Responses and Reactions of People to a Person with Mental Illness
Mental health professionals and other researchers have focused on public reactions and attitudes towards individuals with mental health illnesses. Besides published information, people with mental health challenges provide first-hand accounts of individual’s responses towards them and their conditions. Although many different reactions are evident in society, stigma and prejudice are the most common and affect the health outcomes of concerned persons (Corrigan 6). Stigma is prevalent among people with mental illnesses and is the leading factor behind their homelessness. Research and the experience of affected persons reveal that the condition challenges them doubly. On the one hand, they have to contend with the disabilities and symptoms of the illness. While on the other aspect, they suffer the prejudice and stereotypes that emanate from stigmatizing views of the disease. The public holds misconceptions about mental illness, an instance that deny people with the problem the opportunities in society, such as medical attention, employment, safe housing, and feeling of belonging.
Although the society has received considerable awareness regarding mental health, the stigma persists and affects some communities more than others, such as the marginalized. Many people have cognitive and affective responses (prejudice) that cause a behavioral reaction (discrimination). Prejudice might cause violent behavior towards the mentally ill person. Some people exhibit the fear that causes avoidance, such as refusal to hire a person with a mental illness or provide quality housing to such a person. Some people turn prejudice inwards, leading to self-discrimination. Fear of rejection and self-stigma have detrimental effects on mentally ill persons (Angermeyer, Matschinger, and Schomerus 147). Addressing the adverse reactions is the most effective way to improve the quality of care provided to people with mental illnesses.
Health Promotion Activities to Address the Impact on Stigma
Mental health stigma has detrimental effects on people with the illness. Therefore, short- and long-term efforts are necessary to overcome the negative impact. Health promotion provides long-lasting relief to people with the disease because it supports sustained improvements through behavior and mindset changes. Health promotion helps to address prejudice and stigma by others and the self (Wahlbeck 37). Through health promotion and education, the target audience receives correct information regarding mental health to eradicate negative perceptions.
The Ottawa Charter provides the basis for effective health promotion programs targeting mental health. The program is an enabler for people to have better control over and improve their health. It helps individuals to understand current challenges, such as poor access to mental health care due to stigma and the need for change to achieve quality improvement (Thompson, Watson, and Tilford 74). They should learn that health is an everyday resource instead of an objective of living. Therefore, health promotion should enhance care and support for the affected persons. Health promotion, according to the Charter, helps to build mental health public policy, create a supportive environment for the involved, strengthen community action, develop personal skills, and focus on prevention and promotion.
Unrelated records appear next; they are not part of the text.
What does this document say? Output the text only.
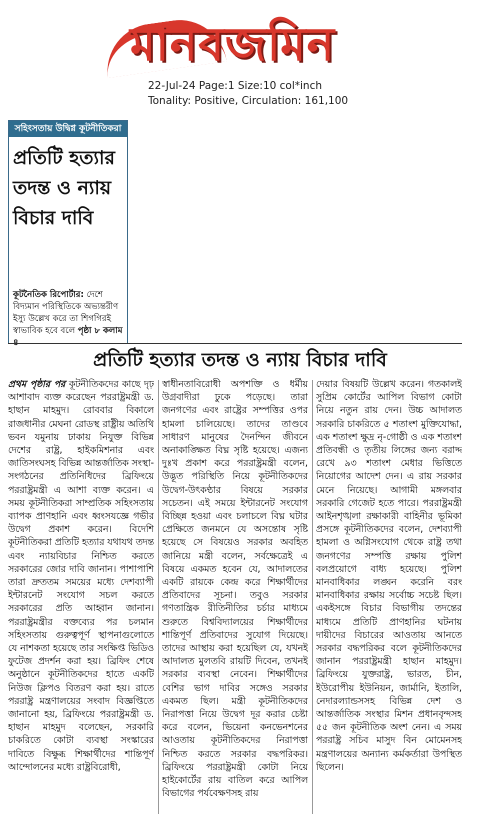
মানবজমিন
22-Jul-24 Page:1 Size:10 col*inch
Tonality: Positive, Circulation: 161,100
সহিংসতায় উদ্বিগ্ন কূটনীতিকরা
প্রতিটি হত্যার তদন্ত ও ন্যায় বিচার দাবি
কূটনৈতিক রিপোর্টার: দেশে বিদ্যমান পরিস্থিতিকে অভ্যন্তরীণ ইস্যু উল্লেখ করে তা শিগগিরই স্বাভাবিক হবে বলে পৃষ্ঠা ৮ কলাম
প্রতিটি হত্যার তদন্ত ও ন্যায় বিচার দাবি
প্রথম পৃষ্ঠার পর কূটনীতিকদের কাছে দৃঢ় আশাবাদ ব্যক্ত করেছেন পররাষ্ট্রমন্ত্রী ড. হাছান মাহমুদ। রোববার বিকালে রাজধানীর মেঘনা রোডস্থ রাষ্ট্রীয় অতিথি ভবন যমুনায় ঢাকায় নিযুক্ত বিভিন্ন দেশের রাষ্ট্র, হাইকমিশনার এবং জাতিসংঘসহ বিভিন্ন আন্তর্জাতিক সংস্থা-সংগঠনের প্রতিনিধিদের ব্রিফিংয়ে পররাষ্ট্রমন্ত্রী এ আশা ব্যক্ত করেন। এ সময় কূটনীতিকরা সাম্প্রতিক সহিংসতায় ব্যাপক প্রাণহানি এবং ধ্বংসযজ্ঞে গভীর উদ্বেগ প্রকাশ করেন। বিদেশি কূটনীতিকরা প্রতিটি হত্যার যথাযথ তদন্ত এবং ন্যায়বিচার নিশ্চিত করতে সরকারের জোর দাবি জানান। পাশাপাশি তারা দ্রুততম সময়ের মধ্যে দেশব্যাপী ইন্টারনেট সংযোগ সচল করতে সরকারের প্রতি আহ্বান জানান। পররাষ্ট্রমন্ত্রীর বক্তব্যের পর চলমান সহিংসতায় গুরুত্বপূর্ণ স্থাপনাগুলোতে যে নাশকতা হয়েছে তার সংক্ষিপ্ত ভিডিও ফুটেজ প্রদর্শন করা হয়। ব্রিফিং শেষে অনুষ্ঠানে কূটনীতিকদের হাতে একটি নিউজ ক্লিপও বিতরণ করা হয়। রাতে পররাষ্ট্র মন্ত্রণালয়ের সংবাদ বিজ্ঞপ্তিতে জানানো হয়, ব্রিফিংয়ে পররাষ্ট্রমন্ত্রী ড. হাছান মাহমুদ বলেছেন, সরকারি চাকরিতে কোটা ব্যবস্থা সংস্কারের দাবিতে বিক্ষুব্ধ শিক্ষার্থীদের শান্তিপূর্ণ আন্দোলনের মধ্যে রাষ্ট্রবিরোধী,
স্বাধীনতাবিরোধী অপশক্তি ও ধর্মীয় উগ্রবাদীরা ঢুকে পড়েছে। তারা জনগণের এবং রাষ্ট্রের সম্পত্তির ওপর হামলা চালিয়েছে। তাদের তাণ্ডবে সাধারণ মানুষের দৈনন্দিন জীবনে অনাকাঙ্ক্ষিত বিঘ্ন সৃষ্টি হয়েছে। এজন্য দুঃখ প্রকাশ করে পররাষ্ট্রমন্ত্রী বলেন, উদ্ভূত পরিস্থিতি নিয়ে কূটনীতিকদের উদ্বেগ-উৎকণ্ঠার বিষয়ে সরকার সচেতন। এই সময়ে ইন্টারনেট সংযোগ বিচ্ছিন্ন হওয়া এবং চলাচলে বিঘ্ন ঘটার প্রেক্ষিতে জনমনে যে অসন্তোষ সৃষ্টি হয়েছে সে বিষয়েও সরকার অবহিত জানিয়ে মন্ত্রী বলেন, সর্বক্ষেত্রেই এ বিষয়ে একমত হবেন যে, আদালতের একটি রায়কে কেন্দ্র করে শিক্ষার্থীদের প্রতিবাদের সূচনা। তবুও সরকার গণতান্ত্রিক রীতিনীতির চর্চার মাধ্যমে শুরুতে বিশ্ববিদ্যালয়ের শিক্ষার্থীদের শান্তিপূর্ণ প্রতিবাদের সুযোগ দিয়েছে। তাদের আস্থায় করা হয়েছিল যে, যখনই আদালত মুলতবি রায়টি দিবেন, তখনই সরকার ব্যবস্থা নেবেন। শিক্ষার্থীদের বেশির ভাগ দাবির সঙ্গেও সরকার একমত ছিল। মন্ত্রী কূটনীতিকদের নিরাপত্তা নিয়ে উদ্বেগ দূর করার চেষ্টা করে বলেন, ভিয়েনা কনভেনশনের আওতায় কূটনীতিকদের নিরাপত্তা নিশ্চিত করতে সরকার বদ্ধপরিকর। ব্রিফিংয়ে পররাষ্ট্রমন্ত্রী কোটা নিয়ে হাইকোর্টের রায় বাতিল করে আপিল বিভাগের পর্যবেক্ষণসহ রায়
দেয়ার বিষয়টি উল্লেখ করেন। গতকালই সুপ্রিম কোর্টের আপিল বিভাগ কোটা নিয়ে নতুন রায় দেন। উচ্চ আদালত সরকারি চাকরিতে ৫ শতাংশ মুক্তিযোদ্ধা, এক শতাংশ ক্ষুদ্র নৃ-গোষ্ঠী ও এক শতাংশ প্রতিবন্ধী ও তৃতীয় লিঙ্গের জন্য বরাদ্দ রেখে ৯৩ শতাংশ মেধার ভিত্তিতে নিয়োগের আদেশ দেন। এ রায় সরকার মেনে নিয়েছে। আগামী মঙ্গলবার সরকারি গেজেট হতে পারে। পররাষ্ট্রমন্ত্রী আইনশৃঙ্খলা রক্ষাকারী বাহিনীর ভূমিকা প্রসঙ্গে কূটনীতিকদের বলেন, দেশব্যাপী হামলা ও অগ্নিসংযোগ থেকে রাষ্ট্র তথা জনগণের সম্পত্তি রক্ষায় পুলিশ বলপ্রয়োগে বাধ্য হয়েছে। পুলিশ মানবাধিকার লঙ্ঘন করেনি বরং মানবাধিকার রক্ষায় সর্বোচ্চ সচেষ্ট ছিল। একইসঙ্গে বিচার বিভাগীয় তদন্তের মাধ্যমে প্রতিটি প্রাণহানির ঘটনায় দায়ীদের বিচারের আওতায় আনতে সরকার বদ্ধপরিকর বলে কূটনীতিকদের জানান পররাষ্ট্রমন্ত্রী হাছান মাহমুদ। ব্রিফিংয়ে যুক্তরাষ্ট্র, ভারত, চীন, ইউরোপীয় ইউনিয়ন, জার্মানি, ইতালি, নেদারল্যান্ডসসহ বিভিন্ন দেশ ও আন্তর্জাতিক সংস্থার মিশন প্রধানবৃন্দসহ ৫৫ জন কূটনীতিক অংশ নেন। এ সময় পররাষ্ট্র সচিব মাসুদ বিন মোমেনসহ মন্ত্রণালয়ের অন্যান্য কর্মকর্তারা উপস্থিত ছিলেন।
Current mental Health Promotion activities in my region include Public Mental Health and Alcohol, Drug Use, and Health. The first program aims at assisting the youth in applying an evidence-based understanding of the detrimental effects of alcohol and drugs to help them to avoid their use and abuse. Substance use disorders are among the most common mental health illnesses in society. The second program creates awareness about the various ways of preventing and treating mental health illnesses in the community.
The article provides a justifiable framework for understanding drug and alcohol abuse in society. I concur with the content presented in the article because I have witnessed the detrimental effects of the negative behavior on a relative. I feel that the study provides timely information that my community can use to invest in drug and alcohol abuse programs to educate the youth about the dangers and provide support for those already using these substances.
Research published in the article reveals a high rate of alcohol and drug use among Australian adolescents. The study focused on students aged 12-17 years. The leading majority (79.6 percent) used alcohol only, 18.3 percent used a limited range multidrug, and 2 percent used extended range multidrug (White et al. 2070). Therefore, the high prevalence of alcohol and drug use provides the rationale for drug and alcohol abuse programs.
Three groups of Health Promotion (and Prevention) activities can help to address the issue of alcohol and drug use among Australian School Students, which include Community action, Community work, and Community development strategies. Community action strategies entail community awareness of drug issues. An example of a community work activity includes community alcohol and other drug action teams. A community development activity is a recreational activity for youth. Necessary resources to implement Health Promotion (and Prevention) activities in the community may include human resources (such as health care or social workers), financial resources (such a to implement the recreation activity), community support and collaboration, training materials, and other supplies.